The one science fiction book I'd recommend to a book club, or someone curios about the genre. It has it all: space battles, personal stories, interpersonal drama, mystery and a bunch of imaginative sci-fi concepts. I suggest you skip the squeals. I don't believe that a squeal can take away from the quality of the original, but this example just might make me reconsider.

Goodreads link

Movies & series

I'm a great Start Trek fan, but I'm going to assume you know about that series and have seen enough of it to have made up your mind about it. With that, here are a few lesser known recommendations:

The Man From Earth

No aliens, no space travel, no CGI. Just a classic sci-fi premise and a masterful script woven around it. With a run-time of hour and a half it fits into most dense of schedules. Treat yourself to it!

IMDb link

Taken

The 2002 mini-series follows a few families through a couple of generations of their interactions with extra terrestrial visitors. Show has 10 episodes covering events starting with 40s and ending in present day. I like it for it's comprehensive overview and different perspectives on alien encounters.

IMDb ink

Starship Troopers

Adaptation of the Robert Heinlein's book of the same title. The movie manages to simultaneously offer blockbuster fun action set pieces and a thoughtful rebuke of the books fascist ideology. It delivers critique of militarism through satire that's fun to watch in its own right.

IMDb link

Youtube channels

It's hard for me to judge the renown of certain YouTube creators, so I'll try to list some of them that I enjoy but I think might be overlooked.

CGP Grey

Interesting, highly informative and whimsically written essays on variety of topics.
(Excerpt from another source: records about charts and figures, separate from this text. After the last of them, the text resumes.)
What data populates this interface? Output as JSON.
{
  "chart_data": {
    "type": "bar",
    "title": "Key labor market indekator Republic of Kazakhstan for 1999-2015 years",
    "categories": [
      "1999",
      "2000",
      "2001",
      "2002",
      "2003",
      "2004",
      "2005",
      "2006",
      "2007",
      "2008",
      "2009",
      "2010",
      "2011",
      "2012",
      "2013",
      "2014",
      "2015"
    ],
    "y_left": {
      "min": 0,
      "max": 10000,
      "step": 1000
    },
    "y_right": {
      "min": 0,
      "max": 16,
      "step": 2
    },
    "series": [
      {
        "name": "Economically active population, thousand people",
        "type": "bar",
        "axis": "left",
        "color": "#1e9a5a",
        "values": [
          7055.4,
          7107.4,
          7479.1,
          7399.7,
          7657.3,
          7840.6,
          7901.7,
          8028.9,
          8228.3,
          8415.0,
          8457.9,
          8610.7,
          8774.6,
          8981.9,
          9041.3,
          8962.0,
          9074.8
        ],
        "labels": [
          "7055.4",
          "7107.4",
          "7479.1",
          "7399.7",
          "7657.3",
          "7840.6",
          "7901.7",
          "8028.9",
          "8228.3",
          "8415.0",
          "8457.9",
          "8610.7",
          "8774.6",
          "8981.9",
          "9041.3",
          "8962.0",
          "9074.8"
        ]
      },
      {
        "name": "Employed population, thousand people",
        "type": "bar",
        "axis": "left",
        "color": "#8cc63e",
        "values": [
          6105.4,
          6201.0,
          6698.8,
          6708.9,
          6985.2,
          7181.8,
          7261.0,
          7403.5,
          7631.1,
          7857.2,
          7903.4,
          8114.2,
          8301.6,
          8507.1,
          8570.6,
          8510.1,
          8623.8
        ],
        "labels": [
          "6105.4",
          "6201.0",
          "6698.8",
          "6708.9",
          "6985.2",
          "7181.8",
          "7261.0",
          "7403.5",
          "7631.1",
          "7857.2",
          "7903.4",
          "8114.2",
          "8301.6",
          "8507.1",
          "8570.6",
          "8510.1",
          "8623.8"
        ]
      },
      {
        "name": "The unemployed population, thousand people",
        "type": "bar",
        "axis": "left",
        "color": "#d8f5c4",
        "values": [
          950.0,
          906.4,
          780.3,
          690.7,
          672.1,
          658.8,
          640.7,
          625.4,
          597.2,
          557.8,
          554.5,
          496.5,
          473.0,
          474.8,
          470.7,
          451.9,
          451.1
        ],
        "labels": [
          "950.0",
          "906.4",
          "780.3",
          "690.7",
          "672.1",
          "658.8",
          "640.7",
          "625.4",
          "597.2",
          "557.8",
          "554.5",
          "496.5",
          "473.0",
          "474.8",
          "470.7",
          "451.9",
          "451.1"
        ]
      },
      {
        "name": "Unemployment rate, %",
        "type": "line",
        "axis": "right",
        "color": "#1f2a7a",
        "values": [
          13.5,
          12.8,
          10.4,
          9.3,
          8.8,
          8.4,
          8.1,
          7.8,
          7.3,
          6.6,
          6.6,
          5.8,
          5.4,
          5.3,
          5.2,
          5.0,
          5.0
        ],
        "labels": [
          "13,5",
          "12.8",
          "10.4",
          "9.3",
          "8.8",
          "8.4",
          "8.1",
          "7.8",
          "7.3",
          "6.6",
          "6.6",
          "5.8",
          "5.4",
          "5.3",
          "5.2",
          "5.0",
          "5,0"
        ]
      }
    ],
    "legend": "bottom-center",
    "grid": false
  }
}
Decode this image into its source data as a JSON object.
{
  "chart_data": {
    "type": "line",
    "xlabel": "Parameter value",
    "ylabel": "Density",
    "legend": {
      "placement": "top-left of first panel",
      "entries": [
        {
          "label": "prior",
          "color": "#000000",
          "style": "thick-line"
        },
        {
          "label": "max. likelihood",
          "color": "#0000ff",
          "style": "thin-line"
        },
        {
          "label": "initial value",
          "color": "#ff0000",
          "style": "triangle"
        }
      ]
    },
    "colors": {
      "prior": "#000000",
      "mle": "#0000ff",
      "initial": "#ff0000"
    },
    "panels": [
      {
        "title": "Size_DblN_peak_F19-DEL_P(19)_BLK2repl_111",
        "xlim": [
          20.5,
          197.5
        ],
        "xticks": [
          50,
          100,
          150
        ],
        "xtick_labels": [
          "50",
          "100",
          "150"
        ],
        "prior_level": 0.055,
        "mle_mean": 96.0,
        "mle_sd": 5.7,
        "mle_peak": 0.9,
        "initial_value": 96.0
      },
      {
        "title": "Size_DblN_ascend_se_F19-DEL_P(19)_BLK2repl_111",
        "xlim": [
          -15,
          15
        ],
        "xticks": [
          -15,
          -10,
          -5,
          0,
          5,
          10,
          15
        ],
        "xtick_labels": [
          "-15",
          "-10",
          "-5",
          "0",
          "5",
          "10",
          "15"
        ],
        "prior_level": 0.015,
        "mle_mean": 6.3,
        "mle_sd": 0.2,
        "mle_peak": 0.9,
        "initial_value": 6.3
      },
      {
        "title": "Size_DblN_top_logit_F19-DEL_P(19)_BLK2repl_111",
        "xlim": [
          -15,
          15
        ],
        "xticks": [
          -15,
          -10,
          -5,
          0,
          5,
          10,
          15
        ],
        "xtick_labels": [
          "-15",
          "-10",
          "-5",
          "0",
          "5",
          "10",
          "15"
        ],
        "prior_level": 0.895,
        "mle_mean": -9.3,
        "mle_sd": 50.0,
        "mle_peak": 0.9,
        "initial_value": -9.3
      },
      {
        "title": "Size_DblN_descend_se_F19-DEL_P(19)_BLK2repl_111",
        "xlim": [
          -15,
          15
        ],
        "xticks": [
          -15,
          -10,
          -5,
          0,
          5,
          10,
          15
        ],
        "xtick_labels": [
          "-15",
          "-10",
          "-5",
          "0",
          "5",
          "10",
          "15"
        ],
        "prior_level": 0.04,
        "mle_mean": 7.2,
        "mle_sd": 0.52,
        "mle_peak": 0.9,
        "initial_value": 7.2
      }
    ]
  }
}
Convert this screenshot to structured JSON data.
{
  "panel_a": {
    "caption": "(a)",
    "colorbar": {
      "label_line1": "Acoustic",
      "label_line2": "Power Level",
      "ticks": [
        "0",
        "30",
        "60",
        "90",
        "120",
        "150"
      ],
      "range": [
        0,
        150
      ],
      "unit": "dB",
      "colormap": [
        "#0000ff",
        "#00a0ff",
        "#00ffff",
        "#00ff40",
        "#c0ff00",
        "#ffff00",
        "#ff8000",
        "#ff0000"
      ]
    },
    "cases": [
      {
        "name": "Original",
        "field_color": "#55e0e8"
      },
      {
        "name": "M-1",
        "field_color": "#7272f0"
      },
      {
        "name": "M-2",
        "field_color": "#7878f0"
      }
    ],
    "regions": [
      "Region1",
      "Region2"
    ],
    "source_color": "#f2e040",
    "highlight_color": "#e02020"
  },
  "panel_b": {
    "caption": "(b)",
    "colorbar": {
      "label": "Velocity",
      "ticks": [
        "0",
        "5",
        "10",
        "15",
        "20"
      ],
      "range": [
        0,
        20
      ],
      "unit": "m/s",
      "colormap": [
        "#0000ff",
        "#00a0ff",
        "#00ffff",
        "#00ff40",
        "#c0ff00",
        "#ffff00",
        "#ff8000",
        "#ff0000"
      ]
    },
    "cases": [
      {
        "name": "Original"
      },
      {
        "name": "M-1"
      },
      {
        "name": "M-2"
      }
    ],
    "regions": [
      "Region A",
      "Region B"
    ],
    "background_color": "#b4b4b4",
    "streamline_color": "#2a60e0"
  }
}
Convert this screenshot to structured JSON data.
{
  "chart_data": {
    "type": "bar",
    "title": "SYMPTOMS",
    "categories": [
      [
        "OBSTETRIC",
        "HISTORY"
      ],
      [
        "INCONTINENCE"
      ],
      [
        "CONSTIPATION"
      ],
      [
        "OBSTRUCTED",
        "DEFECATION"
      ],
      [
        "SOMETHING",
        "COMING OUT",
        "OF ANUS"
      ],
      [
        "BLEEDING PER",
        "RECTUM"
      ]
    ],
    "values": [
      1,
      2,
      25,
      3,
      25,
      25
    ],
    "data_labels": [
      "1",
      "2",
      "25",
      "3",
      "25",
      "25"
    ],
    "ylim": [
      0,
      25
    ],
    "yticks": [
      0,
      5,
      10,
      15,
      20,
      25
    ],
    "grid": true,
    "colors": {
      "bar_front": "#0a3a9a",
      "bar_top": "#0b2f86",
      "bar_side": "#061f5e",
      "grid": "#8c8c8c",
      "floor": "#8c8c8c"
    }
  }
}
The amount of research that goes into videos is on professional level.

YouTube channel

SFF180 by Thomas Wagner

Features SF and fantasy book reviews and coverage. My little window into a broader BookTube community. There are other similar channels, but I find Thomas' taste relatable, his opinions informative and his voice pleasant to listen to.

YouTube channel

Companion website

Artifexian by Edgar Grunewald

Channel dedicated to construction of fictional worlds and languages. You can find detailed, science backed instructions for anything from designing a star system, to tectonics, calendars, number systems and, of course, languages.

YouTube channel

Errant Signal by Chris Franklin

Thoughtful essays on video games. Author approaches them as art form and offers mature critique.